Trust begins in a small theater as a group of teenage actors receive a standing ovation, then takes us back to the beginning, when Marlin, an 18-year-old Hondureña tells a traumatic story about her life to the company. Amazing things unfold as the young members of Chicago’s Albany Park Theater Project transform the story into a daring, original play. APTP is a neighborhood theater project located in one of America's most diverse communities, and is dedicated to helping young people reimagine their experiences on stage. Marlin’s is one of incredible struggle and pain, from enduring rape as young girl, to surviving a harrowing immigration to the U.S., to further abuse at the hands of her own brother, and finally to emancipation and overcoming substance addiction.
On a warm summer afternoon, Marlin sits in a circle with about 25 young APTP members, takes a deep breath and says “I don’t want you to remember me like this.” And then she begins. At age twelve, she was raped by two men in the bathroom of her grandmother’s church in Honduras. She told no one. Two years later, she immigrated with her older brother Carlos to live with their mother in Chicago, where Carlos repeatedly raped her.
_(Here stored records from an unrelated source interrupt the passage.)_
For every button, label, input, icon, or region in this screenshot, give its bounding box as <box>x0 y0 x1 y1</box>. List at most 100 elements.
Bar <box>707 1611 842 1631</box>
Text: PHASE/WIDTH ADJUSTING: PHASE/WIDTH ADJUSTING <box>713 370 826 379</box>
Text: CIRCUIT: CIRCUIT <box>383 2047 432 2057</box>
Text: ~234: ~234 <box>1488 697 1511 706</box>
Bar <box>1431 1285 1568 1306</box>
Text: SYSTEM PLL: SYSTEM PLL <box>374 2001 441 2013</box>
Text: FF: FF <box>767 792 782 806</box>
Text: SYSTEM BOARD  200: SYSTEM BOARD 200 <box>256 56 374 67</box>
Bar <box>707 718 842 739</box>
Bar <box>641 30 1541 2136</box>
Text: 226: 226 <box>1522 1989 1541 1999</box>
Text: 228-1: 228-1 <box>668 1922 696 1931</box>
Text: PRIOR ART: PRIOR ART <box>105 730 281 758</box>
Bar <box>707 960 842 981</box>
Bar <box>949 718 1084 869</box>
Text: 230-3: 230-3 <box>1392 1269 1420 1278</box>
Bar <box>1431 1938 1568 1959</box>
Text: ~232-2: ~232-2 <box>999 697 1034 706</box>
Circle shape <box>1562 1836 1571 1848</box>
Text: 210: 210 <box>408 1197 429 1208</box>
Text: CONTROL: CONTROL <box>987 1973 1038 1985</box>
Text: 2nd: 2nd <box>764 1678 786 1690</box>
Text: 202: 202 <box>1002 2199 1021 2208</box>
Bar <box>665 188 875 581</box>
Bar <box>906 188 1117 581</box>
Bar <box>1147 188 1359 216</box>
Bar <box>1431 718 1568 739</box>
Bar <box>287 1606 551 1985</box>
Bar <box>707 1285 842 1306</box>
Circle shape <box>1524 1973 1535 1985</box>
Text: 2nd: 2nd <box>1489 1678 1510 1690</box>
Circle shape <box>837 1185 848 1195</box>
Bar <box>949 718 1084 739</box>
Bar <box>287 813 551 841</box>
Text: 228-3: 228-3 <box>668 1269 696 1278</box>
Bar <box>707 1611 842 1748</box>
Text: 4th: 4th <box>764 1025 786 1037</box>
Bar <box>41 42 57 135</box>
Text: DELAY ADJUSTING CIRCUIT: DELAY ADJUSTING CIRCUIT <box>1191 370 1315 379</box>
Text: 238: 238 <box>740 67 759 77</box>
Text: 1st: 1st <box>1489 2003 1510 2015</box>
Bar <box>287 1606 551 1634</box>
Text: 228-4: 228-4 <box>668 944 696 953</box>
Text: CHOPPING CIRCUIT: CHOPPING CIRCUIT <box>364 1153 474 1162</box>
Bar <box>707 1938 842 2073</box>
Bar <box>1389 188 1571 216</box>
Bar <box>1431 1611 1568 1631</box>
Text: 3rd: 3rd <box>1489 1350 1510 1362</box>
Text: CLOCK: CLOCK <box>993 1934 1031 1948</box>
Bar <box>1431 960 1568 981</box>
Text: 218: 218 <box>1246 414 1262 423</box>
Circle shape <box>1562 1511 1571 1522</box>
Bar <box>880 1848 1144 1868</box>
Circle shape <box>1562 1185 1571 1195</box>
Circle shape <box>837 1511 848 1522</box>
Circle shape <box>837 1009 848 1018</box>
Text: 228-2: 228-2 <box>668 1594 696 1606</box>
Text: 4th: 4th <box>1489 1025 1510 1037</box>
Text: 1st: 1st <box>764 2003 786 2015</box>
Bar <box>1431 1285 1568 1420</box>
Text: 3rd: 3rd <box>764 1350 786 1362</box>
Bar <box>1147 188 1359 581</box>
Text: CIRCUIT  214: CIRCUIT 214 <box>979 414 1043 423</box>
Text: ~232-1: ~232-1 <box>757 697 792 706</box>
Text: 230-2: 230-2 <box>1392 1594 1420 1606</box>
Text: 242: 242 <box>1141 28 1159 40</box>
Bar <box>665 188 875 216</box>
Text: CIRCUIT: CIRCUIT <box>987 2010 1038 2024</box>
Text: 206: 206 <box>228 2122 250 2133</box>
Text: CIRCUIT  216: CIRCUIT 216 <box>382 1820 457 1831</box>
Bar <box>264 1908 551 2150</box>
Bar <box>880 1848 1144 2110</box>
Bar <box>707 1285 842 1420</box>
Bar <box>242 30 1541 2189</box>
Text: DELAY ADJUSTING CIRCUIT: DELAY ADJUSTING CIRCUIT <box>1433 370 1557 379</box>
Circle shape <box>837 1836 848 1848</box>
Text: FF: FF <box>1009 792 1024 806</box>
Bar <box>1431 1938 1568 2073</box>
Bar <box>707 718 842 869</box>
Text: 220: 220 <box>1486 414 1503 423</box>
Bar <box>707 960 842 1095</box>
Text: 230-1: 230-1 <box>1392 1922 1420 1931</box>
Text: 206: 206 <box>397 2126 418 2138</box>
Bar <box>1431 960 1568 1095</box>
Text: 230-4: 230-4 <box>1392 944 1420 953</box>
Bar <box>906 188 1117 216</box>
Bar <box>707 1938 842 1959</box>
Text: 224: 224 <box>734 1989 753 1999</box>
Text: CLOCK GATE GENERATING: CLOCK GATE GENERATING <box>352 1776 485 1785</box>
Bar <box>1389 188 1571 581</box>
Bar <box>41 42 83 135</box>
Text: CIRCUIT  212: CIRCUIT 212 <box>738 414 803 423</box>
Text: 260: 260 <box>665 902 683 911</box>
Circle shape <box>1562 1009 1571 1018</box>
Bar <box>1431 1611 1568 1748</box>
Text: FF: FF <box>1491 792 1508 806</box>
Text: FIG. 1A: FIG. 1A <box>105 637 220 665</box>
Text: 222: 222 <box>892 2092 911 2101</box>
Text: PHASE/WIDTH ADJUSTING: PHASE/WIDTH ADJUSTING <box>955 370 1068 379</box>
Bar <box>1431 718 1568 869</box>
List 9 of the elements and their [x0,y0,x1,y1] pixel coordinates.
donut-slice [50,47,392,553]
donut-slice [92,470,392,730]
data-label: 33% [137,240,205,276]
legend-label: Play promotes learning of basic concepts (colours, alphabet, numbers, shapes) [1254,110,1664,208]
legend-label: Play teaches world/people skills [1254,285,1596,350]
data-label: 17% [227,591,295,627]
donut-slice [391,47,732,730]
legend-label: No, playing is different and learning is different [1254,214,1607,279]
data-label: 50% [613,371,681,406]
She didn’t resist – she felt she’d already lost everything – but keeping those secrets weighed heavily on her and she drank, took drugs, cut herself, ran away from home and attempted suicide. Her mother committed Marlin to a psychiatric hospital, where she spent nearly 200 nights. Finally she confided her secrets to a counselor who helped her and recommended the Albany Park Theater Project (APTP), a neighborhood teen theater company that creates original plays from members’ real life stories. TRUST follows Marlin and APTP as they take her story from the personal to the public and the APTP ensemble as they overcome their shame about the subject of rape and incest and invite family, friends, teachers, and classmates to see the play, Remember Me Like This, during its seven weekend run.
One young woman's bravery affects an entire community and helps bring to light an epidemic that is cross-economic, cross-cultural and found in every community.
The Trust DVD is not to be used in any situation where admission is charged, or for fundraising in any form without the explicit permission of the filmmakers and a separate financial agreement.